次のプロトコルは膵臓のβ細胞の指示された微分の必要な段階を概説する。これには、異なる時点での特定の細胞シグナル伝達経路の調節が含まれます。これは、Sui L. et ^al.10 (2018)によって開発された、膵臓β細胞へのhPS細胞の作製プロトコルに基づいています。最新の研究では、β細胞の分化を促進するためにアフィジコリン(APH)治療を使用することの重要性が強調されているため、プロトコルはSui L. et ^al.11 (2021)からの最近の更新に合わせて調整されました。現在のプロトコルには、プロセスの後期段階で培地にAPHを添加することが含まれています。さらに、初期のプロトコルと比較して、分化の初期段階で培地の組成に修正が加えられています。注目すべき変化は、6日目にケラチノサイト成長因子(KGF)が追加され、8日目まで続くことです。ケラチノサイト増殖因子(KGF)は6日目から8日目に導入されますが、これはKGFがステージ4培地に含まれていなかった最初のプロトコル¹⁰とはわずかに異なります。

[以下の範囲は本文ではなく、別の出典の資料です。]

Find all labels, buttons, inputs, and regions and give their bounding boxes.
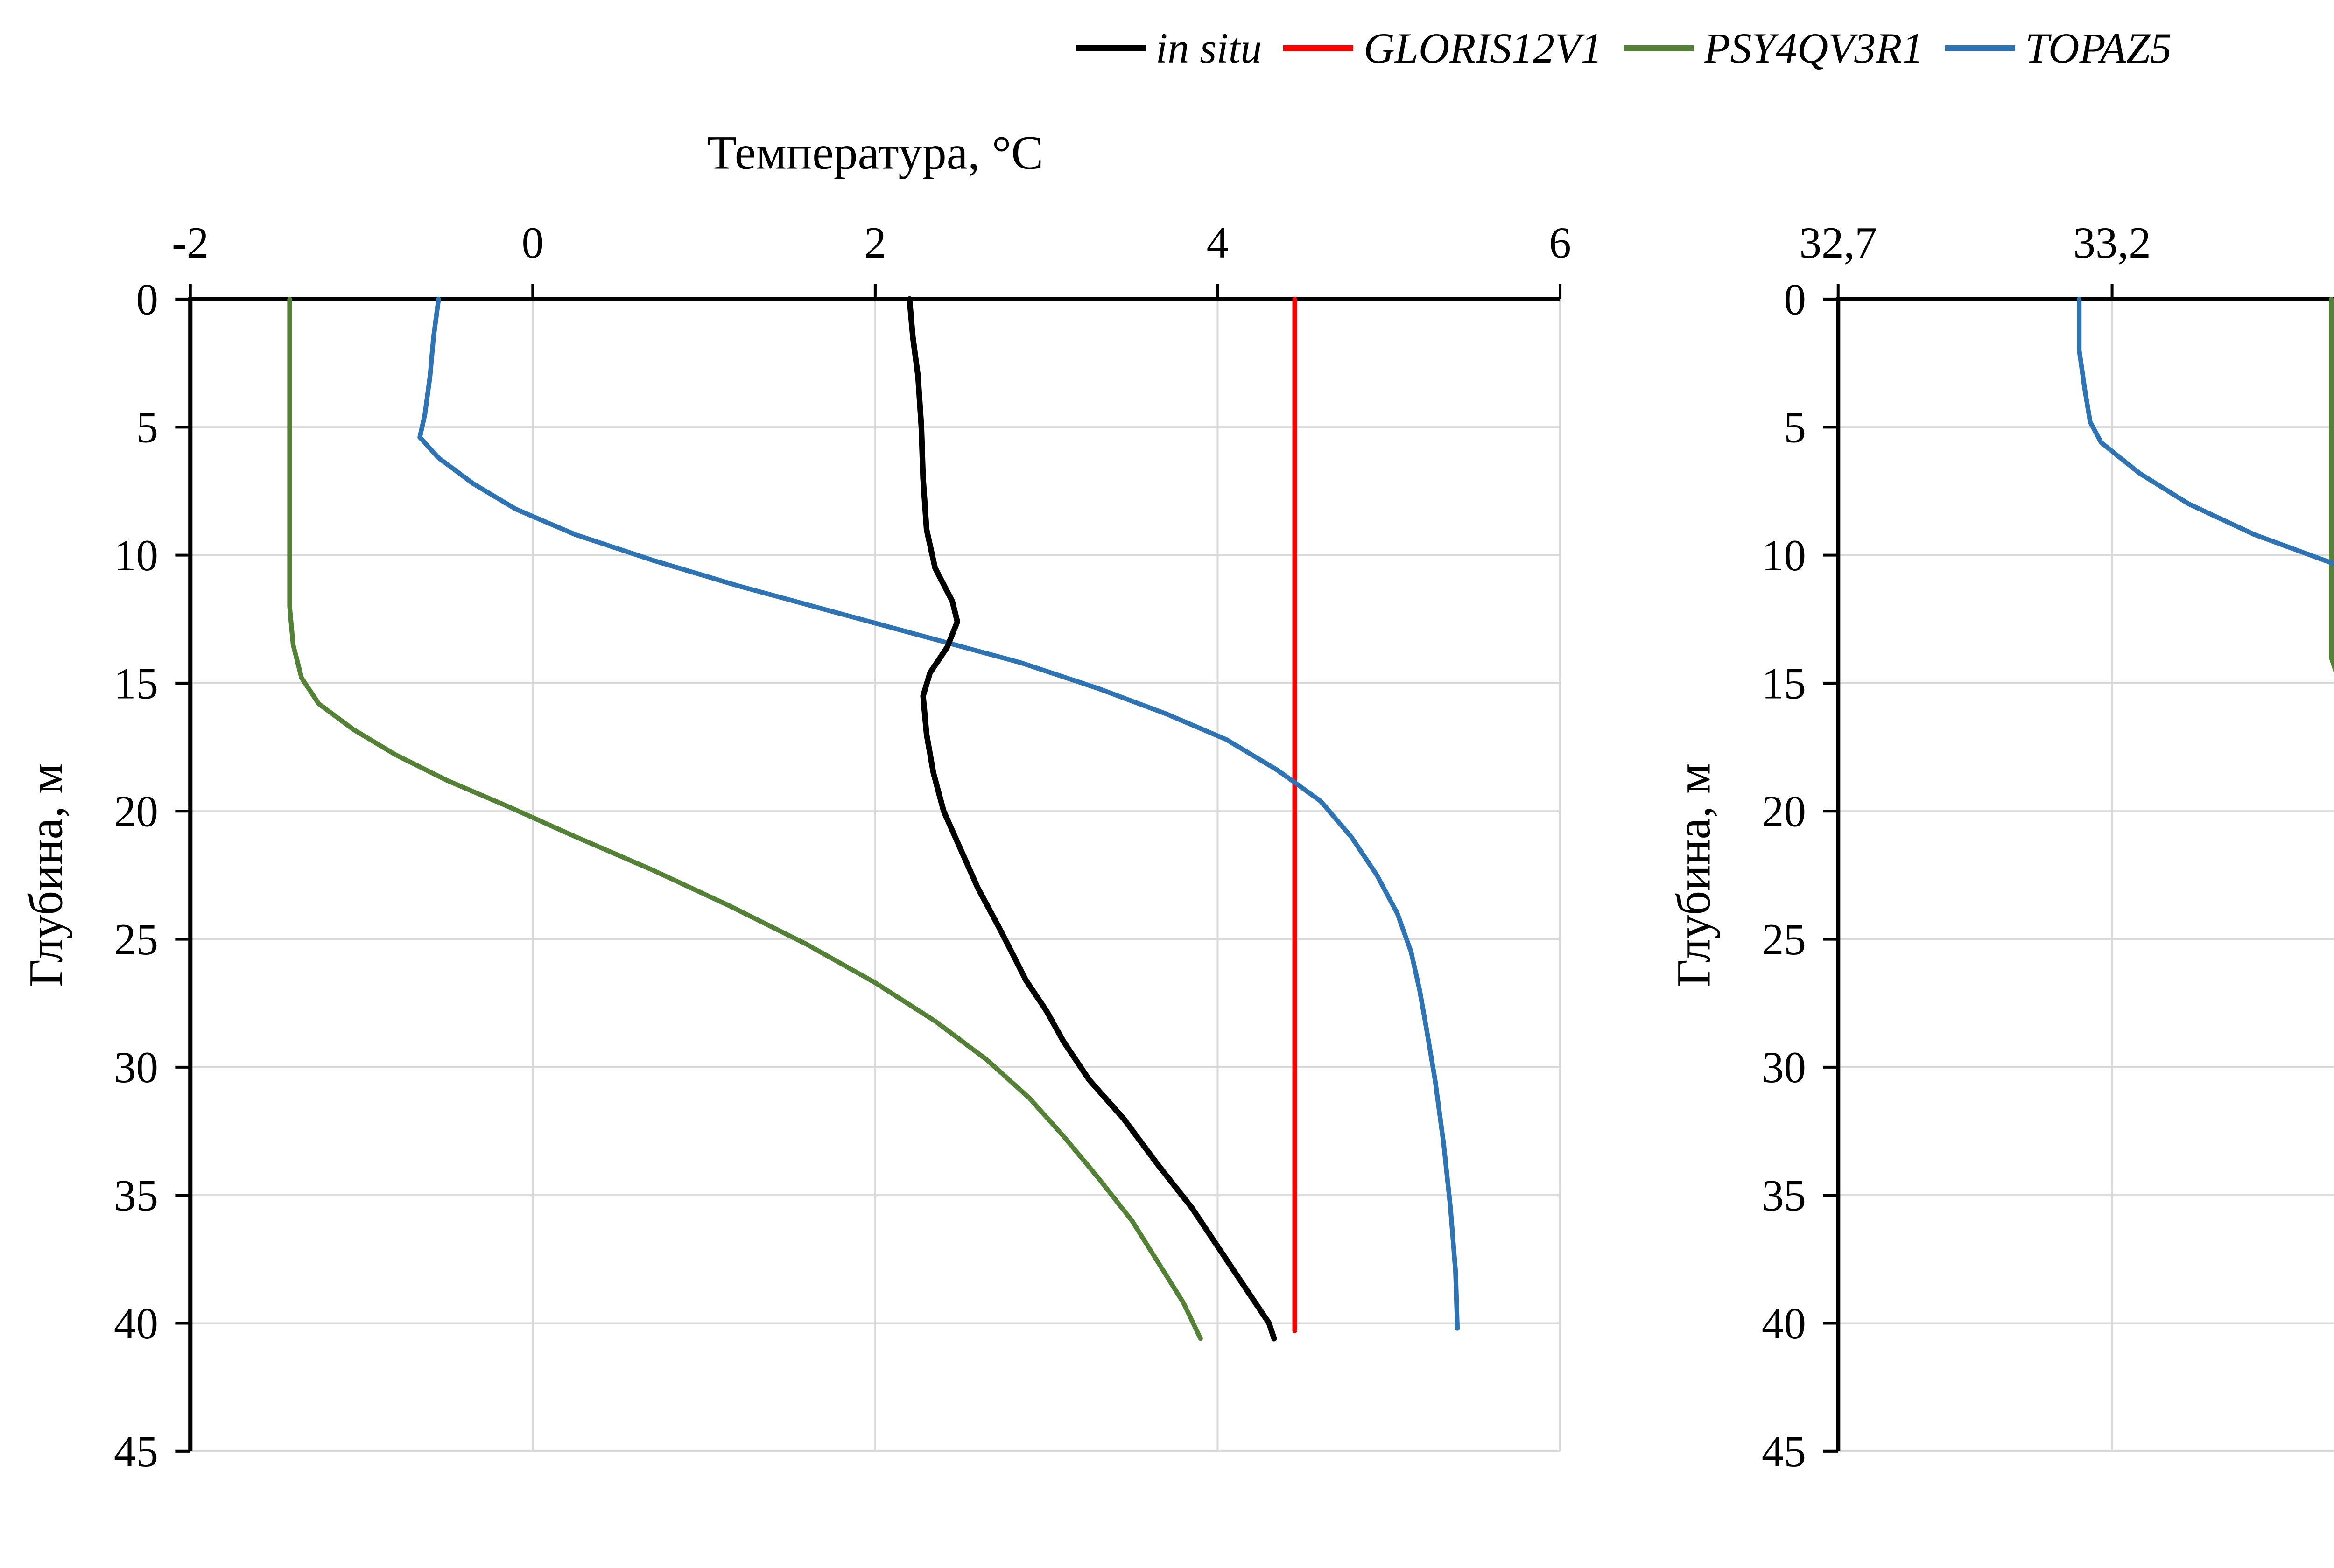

β細胞様細胞を作製するための最初の重要なステップは、膵臓を含むさまざまな臓器の上皮内膜を生じさせる原始的な胚葉である最終内胚葉(DE)へのヒトPS細胞の分化です。DEの形成後、細胞は原始的な腸管に分化し、その後、後部前腸の運命が特定されます。その後、後部前腸は膵臓前駆細胞に発達し、内分泌細胞や外分泌細胞を含む膵臓のすべての細胞タイプに分化する可能性があります。プロセスの次の段階では、膵臓の内分泌前駆細胞が関与し、ランゲルハンス島に見られるホルモン分泌細胞が生じます。最終的に、分化プロセスは、完全に機能する膵臓β細胞^様細胞を産生することにより、最終段階に達します^9,10。このプロセスは複雑であり、分化の効率と特異性を改善するために、特異的な成長因子や細胞外マトリックス成分などの培養条件の最適化が必要になることが多いことに注意することが重要です^9,10。さらに、in vitroでhPS細胞から機能的なβ細胞様細胞を作製することは依然として大きな課題です。現在進行中の研究は、分化プロトコルの改善と、得られた^β細胞の成熟と機能の強化に焦点を当てています9。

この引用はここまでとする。